Con queste percentuali è facile capire chi ci guadagna e chi ci perde. La manovra favorisce soprattutto i pensionati a basso reddito; nulla cambia invece per chi è nella fascia dei trattamenti fino a 4 volte il minimo: in questo caso, la rivalutazione sarà del 7,3%, com'era già previsto prima della finanziaria. Molto diverso il discorso per chi ha trattamenti più alti. 

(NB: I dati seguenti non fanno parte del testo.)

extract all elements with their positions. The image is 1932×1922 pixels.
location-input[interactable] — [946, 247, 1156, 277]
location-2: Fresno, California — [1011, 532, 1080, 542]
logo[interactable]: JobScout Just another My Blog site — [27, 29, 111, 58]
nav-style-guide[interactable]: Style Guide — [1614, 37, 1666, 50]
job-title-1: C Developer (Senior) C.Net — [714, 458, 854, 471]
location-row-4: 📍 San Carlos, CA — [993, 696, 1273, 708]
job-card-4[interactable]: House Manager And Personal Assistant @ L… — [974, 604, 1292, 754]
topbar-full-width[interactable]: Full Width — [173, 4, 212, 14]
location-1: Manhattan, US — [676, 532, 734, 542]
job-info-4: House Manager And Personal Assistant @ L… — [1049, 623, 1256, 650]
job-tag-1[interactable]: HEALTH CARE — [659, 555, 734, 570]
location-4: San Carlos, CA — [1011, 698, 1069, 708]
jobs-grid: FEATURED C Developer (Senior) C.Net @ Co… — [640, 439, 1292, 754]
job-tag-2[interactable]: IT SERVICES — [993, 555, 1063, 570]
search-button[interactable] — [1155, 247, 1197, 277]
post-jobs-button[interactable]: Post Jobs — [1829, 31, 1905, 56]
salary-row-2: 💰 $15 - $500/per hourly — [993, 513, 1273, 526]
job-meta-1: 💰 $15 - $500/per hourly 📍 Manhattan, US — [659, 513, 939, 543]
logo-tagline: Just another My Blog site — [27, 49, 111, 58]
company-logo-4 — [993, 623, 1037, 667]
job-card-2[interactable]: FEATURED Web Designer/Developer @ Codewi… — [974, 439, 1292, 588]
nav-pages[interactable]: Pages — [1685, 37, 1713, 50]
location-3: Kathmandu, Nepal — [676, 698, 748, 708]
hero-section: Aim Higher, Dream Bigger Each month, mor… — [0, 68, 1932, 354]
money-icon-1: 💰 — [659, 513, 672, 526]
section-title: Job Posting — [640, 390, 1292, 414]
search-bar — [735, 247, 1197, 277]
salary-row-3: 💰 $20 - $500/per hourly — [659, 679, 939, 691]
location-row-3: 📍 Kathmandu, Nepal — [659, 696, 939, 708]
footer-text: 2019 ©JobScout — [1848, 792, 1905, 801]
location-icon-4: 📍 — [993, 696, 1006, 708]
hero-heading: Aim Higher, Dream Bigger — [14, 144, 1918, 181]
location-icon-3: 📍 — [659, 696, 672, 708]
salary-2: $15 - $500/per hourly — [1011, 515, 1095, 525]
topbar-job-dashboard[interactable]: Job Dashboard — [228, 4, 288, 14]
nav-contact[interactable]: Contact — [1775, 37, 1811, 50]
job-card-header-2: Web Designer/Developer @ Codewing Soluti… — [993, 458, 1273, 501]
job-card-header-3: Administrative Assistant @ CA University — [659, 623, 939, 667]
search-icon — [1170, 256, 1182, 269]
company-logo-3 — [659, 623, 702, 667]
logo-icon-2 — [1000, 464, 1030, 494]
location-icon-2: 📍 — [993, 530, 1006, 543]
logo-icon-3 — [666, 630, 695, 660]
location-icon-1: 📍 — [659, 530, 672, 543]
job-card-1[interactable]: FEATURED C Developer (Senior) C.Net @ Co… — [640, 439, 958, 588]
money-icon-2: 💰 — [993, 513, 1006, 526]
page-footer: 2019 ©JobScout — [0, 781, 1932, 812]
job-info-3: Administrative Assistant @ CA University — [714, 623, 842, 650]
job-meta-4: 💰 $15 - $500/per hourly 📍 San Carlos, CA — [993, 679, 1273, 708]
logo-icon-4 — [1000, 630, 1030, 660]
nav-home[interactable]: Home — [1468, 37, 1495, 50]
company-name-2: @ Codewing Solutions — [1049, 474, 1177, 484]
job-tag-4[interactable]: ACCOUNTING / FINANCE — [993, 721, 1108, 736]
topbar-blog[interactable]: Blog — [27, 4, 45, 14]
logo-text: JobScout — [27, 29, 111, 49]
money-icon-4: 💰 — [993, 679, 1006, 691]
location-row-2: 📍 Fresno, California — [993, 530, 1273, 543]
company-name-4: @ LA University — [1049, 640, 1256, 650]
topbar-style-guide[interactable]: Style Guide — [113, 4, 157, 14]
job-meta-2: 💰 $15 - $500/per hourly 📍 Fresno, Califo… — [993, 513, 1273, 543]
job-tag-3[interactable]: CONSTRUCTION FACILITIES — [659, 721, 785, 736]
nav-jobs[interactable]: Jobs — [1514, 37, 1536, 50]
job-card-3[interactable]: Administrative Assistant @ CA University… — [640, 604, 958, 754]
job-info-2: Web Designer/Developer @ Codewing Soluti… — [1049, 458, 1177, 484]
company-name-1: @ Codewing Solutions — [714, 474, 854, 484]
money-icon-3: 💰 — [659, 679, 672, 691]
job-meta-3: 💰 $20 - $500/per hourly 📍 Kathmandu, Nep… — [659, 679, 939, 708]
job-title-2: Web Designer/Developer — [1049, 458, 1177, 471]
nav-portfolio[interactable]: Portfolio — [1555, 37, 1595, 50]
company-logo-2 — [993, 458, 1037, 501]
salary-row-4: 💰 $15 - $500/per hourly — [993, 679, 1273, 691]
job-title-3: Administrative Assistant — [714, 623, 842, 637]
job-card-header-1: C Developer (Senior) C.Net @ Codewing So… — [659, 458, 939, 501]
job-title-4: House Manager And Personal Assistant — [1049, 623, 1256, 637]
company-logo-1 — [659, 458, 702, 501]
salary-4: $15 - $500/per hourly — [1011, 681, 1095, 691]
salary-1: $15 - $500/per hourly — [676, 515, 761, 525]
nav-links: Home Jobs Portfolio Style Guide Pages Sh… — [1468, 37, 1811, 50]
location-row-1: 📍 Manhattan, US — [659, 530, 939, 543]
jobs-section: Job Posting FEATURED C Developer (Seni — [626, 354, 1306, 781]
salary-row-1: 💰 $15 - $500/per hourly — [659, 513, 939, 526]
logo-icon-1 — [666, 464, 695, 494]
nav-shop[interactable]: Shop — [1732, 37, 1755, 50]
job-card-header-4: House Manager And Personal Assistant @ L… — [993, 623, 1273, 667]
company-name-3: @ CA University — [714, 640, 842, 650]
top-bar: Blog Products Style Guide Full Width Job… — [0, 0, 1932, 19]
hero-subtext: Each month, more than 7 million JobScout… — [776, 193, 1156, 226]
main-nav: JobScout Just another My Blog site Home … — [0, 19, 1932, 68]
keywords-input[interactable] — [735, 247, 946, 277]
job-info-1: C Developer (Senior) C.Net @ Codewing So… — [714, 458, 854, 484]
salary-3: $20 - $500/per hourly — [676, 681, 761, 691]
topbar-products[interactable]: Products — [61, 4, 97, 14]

Chi ci guadagna e di quanto aumenteranno le pensioni

Per le pensioni comprese tra 4 o 5 volte il minimo, l'emendamento è una buona notizia perché la percentuale di rivalutazione passa dall'80 all'85% (ma va sottolineato che secondo gli scaglioni in vigore fino a oggi questi pensionati avrebbero avuto diritto al 90%). In sostanza per questi trattamenti l'aumento effettivo lordo sarà del 6,2%. Va invece piuttosto male alle pensioni che superano di 5 volte la quota minima. Secondo gli scaglioni oggi in vigore questi trattamenti dovrebbero subire una rivalutazione del 75%, ovvero un aumento effettivo di circa il 5,5%. Ma con le modifiche pensate dalla maggioranza gli incrementi saranno molto più modesti. Vediamo dunque l'aumento in percentuale sulle pensioni per tutte le fasce:

  • 8,8% per le pensioni minime;
  • 7,3% fino a 4 volte il minimo (ovvero 2.100 euro);
  • 6,2% tra 4 e 5 volte il minimo;
  • 3,86% tra 5 e 6 volte il minimo;
  • 3,4% tra 6 e 8 volte il minimo; 
  • 2,7% tra 8 e 10 volte il minimo;
  • 2,3% oltre 10 volte il minimo;

A partire da queste percentuali dunque è possibile calcolare piuttosto agevolmente l'aumento del proprio trattamento previdenziale. Va da sé che le modifiche introdotte dalla maggioranza penalizzano soprattutto gli assegni elevati che in percentuale avranno una rivalutazione piuttosto bassa (se rapportata all'inflazione). C'è da dire che in termini assoluti gli importi non saranno poi così modesti perché la percentuale va comunque applicata su un numero più grande. Cosa intendiamo dire? Semplice: che su una pensione di 1.500 euro lordi, il 7,3% corrisponde ad un aumento di circa 110 euro lordi; su un trattamento di 5.400 euro lordi, il 2,3% è pari comunque a 124 euro. Una pensione di 3.100 euro lordi (ovvero nella fascia tra 5 e 6 volte il minimo) dovrebbe ricevere un aumento di circa 115 euro. Vero è che i pensionati con un reddito di oltre 5 volte la quota minima, e nello specifico coloro che hanno trattamenti molto alti, hanno "perso" parecchi soldi: se lo schema fosse rimasto quello attualmente in vigore (ovvero i tra scaglioni di cui abbiamo parlato sopra) per loro gli aumenti sarebbero stati molto più marcati.